Lire aussi - Service national universel : comment Macron a dû modérer sa promesse présidentielle
69% des jeunes pointent un emploi du temps trop chargé

94% des jeunes interrogés se déclarent satisfaits de leur séjour. Seuls sept abandons et cinq exclusions sont à noter, d'après ces premiers chiffres. Mais 69% des volontaires pointent un emploi du temps trop chargé : trop de modules ou des contenus disparates. Par ailleurs, seulement 24% des volontaires ont été incités à participer au SNU par le contenu de ces derniers. Parmi les autres raisons les moins invoquées : le SNU comme moyen de servir la nation (40%) ou encore le fait de s'initier au code de la route (26%).

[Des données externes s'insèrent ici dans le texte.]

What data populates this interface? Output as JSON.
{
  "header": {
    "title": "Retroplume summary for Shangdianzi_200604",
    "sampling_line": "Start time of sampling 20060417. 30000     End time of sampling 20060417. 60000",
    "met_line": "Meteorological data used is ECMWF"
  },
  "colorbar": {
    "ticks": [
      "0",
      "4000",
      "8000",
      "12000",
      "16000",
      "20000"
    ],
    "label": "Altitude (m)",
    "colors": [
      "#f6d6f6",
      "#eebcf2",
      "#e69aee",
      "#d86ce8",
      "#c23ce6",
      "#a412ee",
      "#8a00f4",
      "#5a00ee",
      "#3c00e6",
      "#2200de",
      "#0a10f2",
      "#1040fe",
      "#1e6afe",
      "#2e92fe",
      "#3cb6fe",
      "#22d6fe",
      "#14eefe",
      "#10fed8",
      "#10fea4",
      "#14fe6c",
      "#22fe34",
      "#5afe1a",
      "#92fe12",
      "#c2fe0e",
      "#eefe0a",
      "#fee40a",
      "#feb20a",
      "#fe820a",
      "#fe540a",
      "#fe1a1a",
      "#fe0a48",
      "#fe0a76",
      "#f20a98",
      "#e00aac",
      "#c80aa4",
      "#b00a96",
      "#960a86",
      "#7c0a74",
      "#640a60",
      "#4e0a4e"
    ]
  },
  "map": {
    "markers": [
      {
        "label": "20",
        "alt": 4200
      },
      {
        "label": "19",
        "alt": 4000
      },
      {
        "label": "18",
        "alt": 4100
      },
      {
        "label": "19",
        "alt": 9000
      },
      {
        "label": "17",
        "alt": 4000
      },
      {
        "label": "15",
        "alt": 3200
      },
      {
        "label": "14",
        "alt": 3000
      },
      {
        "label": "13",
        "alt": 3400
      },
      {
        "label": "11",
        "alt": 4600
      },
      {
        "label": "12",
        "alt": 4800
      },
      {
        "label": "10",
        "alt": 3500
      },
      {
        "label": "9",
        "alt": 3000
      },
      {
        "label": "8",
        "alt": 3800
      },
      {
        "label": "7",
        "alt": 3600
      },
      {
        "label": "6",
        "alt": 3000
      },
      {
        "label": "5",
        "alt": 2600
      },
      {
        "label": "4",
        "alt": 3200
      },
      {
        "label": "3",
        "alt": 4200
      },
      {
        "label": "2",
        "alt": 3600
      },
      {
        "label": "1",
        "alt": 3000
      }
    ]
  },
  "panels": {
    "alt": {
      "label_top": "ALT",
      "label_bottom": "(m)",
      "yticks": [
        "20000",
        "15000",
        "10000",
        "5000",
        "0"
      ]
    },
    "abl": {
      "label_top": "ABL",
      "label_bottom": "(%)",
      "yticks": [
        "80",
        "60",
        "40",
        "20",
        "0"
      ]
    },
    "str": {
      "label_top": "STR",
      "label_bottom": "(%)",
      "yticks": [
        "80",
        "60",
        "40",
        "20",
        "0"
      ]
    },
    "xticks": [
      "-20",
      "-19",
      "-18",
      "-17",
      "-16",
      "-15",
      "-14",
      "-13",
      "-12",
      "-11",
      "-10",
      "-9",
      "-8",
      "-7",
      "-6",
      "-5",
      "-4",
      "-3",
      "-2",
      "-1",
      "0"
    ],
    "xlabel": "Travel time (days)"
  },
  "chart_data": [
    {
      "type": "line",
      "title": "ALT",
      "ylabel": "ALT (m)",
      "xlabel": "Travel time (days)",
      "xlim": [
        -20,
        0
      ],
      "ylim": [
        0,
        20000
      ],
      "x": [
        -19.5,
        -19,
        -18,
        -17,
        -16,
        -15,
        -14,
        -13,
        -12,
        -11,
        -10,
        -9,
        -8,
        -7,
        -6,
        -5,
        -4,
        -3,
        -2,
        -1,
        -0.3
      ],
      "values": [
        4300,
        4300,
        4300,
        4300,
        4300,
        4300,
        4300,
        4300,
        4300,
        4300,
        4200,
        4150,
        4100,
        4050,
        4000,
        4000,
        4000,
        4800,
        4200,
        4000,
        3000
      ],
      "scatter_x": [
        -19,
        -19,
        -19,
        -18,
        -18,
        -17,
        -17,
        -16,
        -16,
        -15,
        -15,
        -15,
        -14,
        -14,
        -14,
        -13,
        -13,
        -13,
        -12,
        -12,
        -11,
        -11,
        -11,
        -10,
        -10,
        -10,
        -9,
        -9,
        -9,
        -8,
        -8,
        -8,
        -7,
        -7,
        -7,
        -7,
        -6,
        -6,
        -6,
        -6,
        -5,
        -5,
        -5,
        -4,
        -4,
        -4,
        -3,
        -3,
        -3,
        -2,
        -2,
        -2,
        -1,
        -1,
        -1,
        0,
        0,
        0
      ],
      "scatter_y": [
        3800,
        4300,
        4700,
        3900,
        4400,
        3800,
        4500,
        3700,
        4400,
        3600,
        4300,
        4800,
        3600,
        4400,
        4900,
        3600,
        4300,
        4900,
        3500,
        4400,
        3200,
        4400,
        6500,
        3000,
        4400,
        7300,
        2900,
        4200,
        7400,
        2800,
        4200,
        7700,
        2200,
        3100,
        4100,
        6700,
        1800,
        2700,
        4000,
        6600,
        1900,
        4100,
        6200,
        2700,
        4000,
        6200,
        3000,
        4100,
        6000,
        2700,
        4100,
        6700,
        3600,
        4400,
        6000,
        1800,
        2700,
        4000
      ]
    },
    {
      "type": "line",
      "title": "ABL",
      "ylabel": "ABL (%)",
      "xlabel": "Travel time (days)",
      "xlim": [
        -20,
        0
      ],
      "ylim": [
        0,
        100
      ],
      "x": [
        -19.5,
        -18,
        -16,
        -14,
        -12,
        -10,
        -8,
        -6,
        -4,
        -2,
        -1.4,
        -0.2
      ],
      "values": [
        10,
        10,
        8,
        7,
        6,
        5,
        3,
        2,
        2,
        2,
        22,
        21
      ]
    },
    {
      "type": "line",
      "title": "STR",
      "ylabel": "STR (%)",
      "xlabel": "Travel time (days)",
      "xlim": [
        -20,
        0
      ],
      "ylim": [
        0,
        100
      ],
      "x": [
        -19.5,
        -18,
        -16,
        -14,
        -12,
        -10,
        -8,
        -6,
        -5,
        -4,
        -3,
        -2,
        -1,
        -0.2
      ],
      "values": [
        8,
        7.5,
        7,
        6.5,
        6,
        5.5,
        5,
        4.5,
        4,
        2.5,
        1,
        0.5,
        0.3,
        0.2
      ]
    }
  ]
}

En juin dernier, quelques couacs avaient entaché la phase expérimentale du dispositif. A cause de fortes chaleurs, plusieurs adolescents avaient notamment été victimes de malaises après des cérémonies en plein soleil.
94% ont apprécié les activités sportives, de cohésion et d'initiation à la défense

Si le port de l'uniforme, l'interdiction du téléphone portable ou les interdictions auraient pu en faire tiquer certains, les volontaires ont tout de même été attirés par de nombreux points positifs. Notamment les "temps démocratiques" matérialisés par l'organisation de débats. Ils sont 94% à avoir apprécié les activités sportives et de cohésion ainsi que les initiations pratiques à la défense et à la sécurité. La rencontre d'autres personnes (76%) ou encore la découverte de nouveaux territoires (61%) sont également citées comme principales raisons de l'engagement de ces volontaires.

Huit jeunes sur dix affirment avoir bien vécu les règles de vie du SNU et discipline, mais le profil des volontaires peut nuancer cette adhésion : 31% ont un parent militaire ou ex-militaire.

Lire aussi : TRIBUNE. "Le Service national universel de Macron est une coquille vide"
30.000 jeunes espérés en juin prochain

A partir de ce lundi, c'est la deuxième phase du dispositif qui commence : la mission d'intérêt général, d'une durée de quinze jours pour les volontaires. Selon Gabriel Attal, secrétaire d'Etat à la jeunesse, la moitié des 1.978 volontaires de juin commencera cette mission durant les vacances de la Toussaint. "Certains l'avaient déjà accomplie cet été, a précisé le secrétaire d'Etat à la jeunesse. D'autres l'effectueront tout au long de l'année." Selon ce dernier, dans son entretien au Parisien, un jeune sur deux aurait déjà trouvé sa mission et un jeune sur cinq aurait confirmé un choix dans l'armée et les forces de sécurité. La dernière étape du SNU comprend également une période d'engagement facultative de trois mois pour les volontaires soit dans la défense et la sécurité, ou encore l'accompagnement des personnes et le tutorat.

Gabriel Attal espère recruter 30.000 jeunes pour la prochaine session de juin. Tous les départements participeront à l'expérience avec entre 100 et 500 volontaires par départements. "La campagne de recrutement commencera en janvier", a précisé le secrétaire d'Etat à la jeunesse. La généralisation du SNU à tous les adolescents entre 15 et 16 ans est prévue en 2021.